NEW YORK—Benchmark 10-year U.S. Treasury yields jumped to their highest level since 2011 on Monday as investors adjusted for the likelihood that the Federal Reserve will hike rates higher and for longer than previously expected as inflation remains near multi-decade highs.
Data last week showed higher-than-expected consumer prices in August, dashing hopes that the worst of rising price pressures may be in the past.
It also made it more likely that the Fed will hike rates by another 75 basis points when it concludes its two-day meeting on Wednesday. Traders are now pricing in a 77 percent chance of a 75 basis points hike and a 23 percent likelihood of a 100 basis points increase.
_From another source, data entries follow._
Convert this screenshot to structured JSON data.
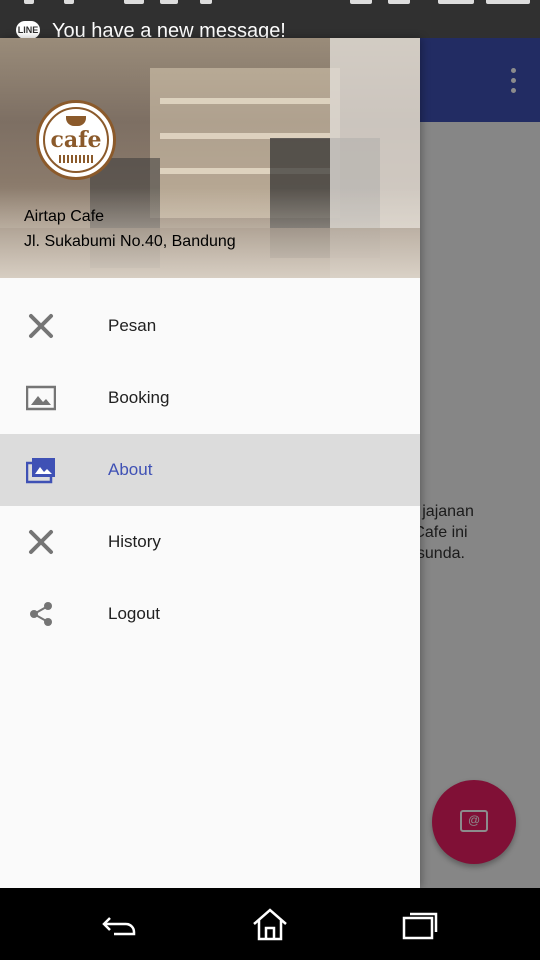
{
  "status_bar": {
    "notification_app": "LINE",
    "notification_text": "You have a new message!"
  },
  "drawer": {
    "header": {
      "logo_text": "cafe",
      "title": "Airtap Cafe",
      "address": "Jl. Sukabumi No.40, Bandung"
    },
    "items": [
      {
        "label": "Pesan",
        "icon": "tools-icon",
        "active": false
      },
      {
        "label": "Booking",
        "icon": "image-icon",
        "active": false
      },
      {
        "label": "About",
        "icon": "gallery-icon",
        "active": true
      },
      {
        "label": "History",
        "icon": "tools-icon",
        "active": false
      },
      {
        "label": "Logout",
        "icon": "share-icon",
        "active": false
      }
    ]
  },
  "background": {
    "body_lines": [
      "an jajanan",
      "p Cafe ini",
      "al sunda."
    ]
  },
  "colors": {
    "primary": "#3f51b5",
    "accent": "#e91e63",
    "active_item_bg": "#dcdcdc",
    "drawer_bg": "#fafafa"
  },
  "navbar": {
    "buttons": [
      "back-icon",
      "home-icon",
      "recents-icon"
    ]
  }
}
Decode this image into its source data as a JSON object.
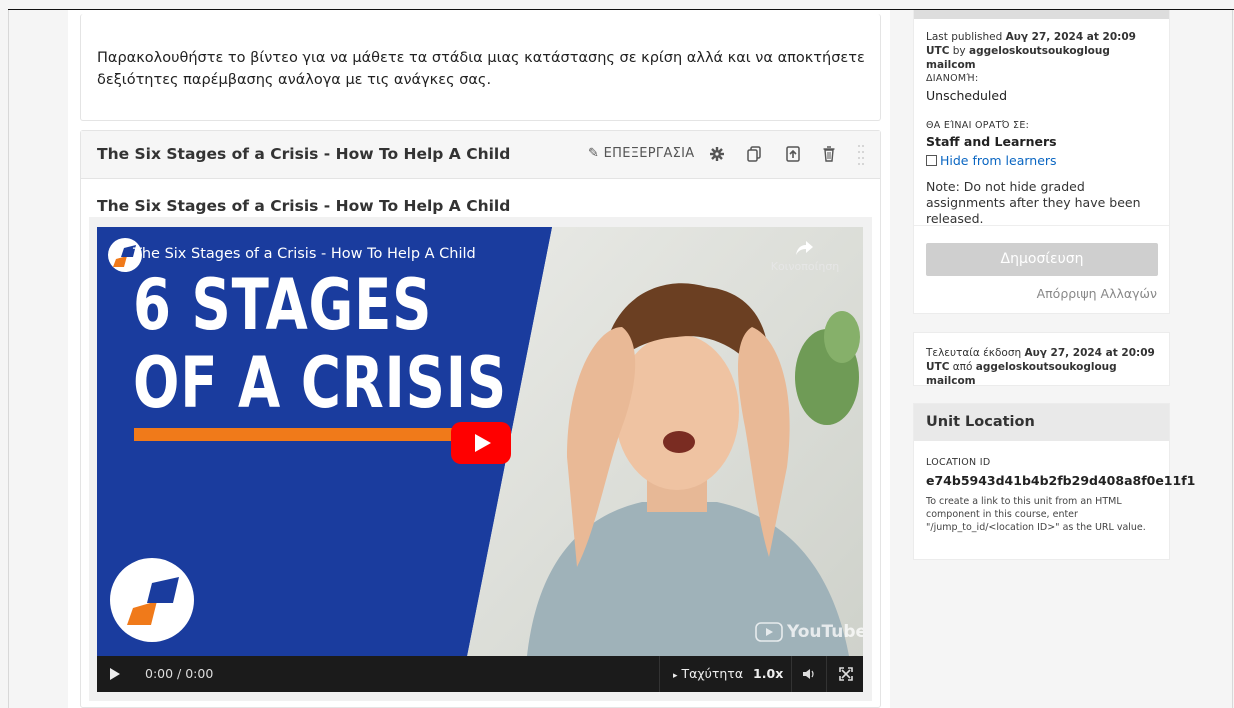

Investors are grappling to determine how long the Fed will raise rates as monetary tightening by central banks globally also raises concerns about growth.
“They’ve been pointing to a series of rate hikes and this is one of them, but we’re not going to hear anything this week about when rate hikes might end,” said Jim Vogel, an interest rate strategist at FHN Financial in Memphis, Tennessee.
“Right now we’ve got a series of concerns about the global economy, we have varying reports, but … there’s no noticeable crash that says, oh now we have seen central banks push things too far,” Vogel added.
Benchmark 10-year yields reached a high of 3.518 percent, the highest since April 2011, before falling back to 3.479 percent.
Two-year yields reached 3.961 percent, the highest since November 2007, and were last 3.942 percent.
The closely watched yield curve between two-year and 10-year notes inverted as far as negative 48 basis points. An inversion in this part of the yield curve is viewed as a reliable indicator that a recession will follow in one-to-two years.
The Treasury will sell $12 billion in 20-year bonds on Tuesday and $15 billion in 10-year Treasury Inflation-Protected Securities (TIPS) on Thursday.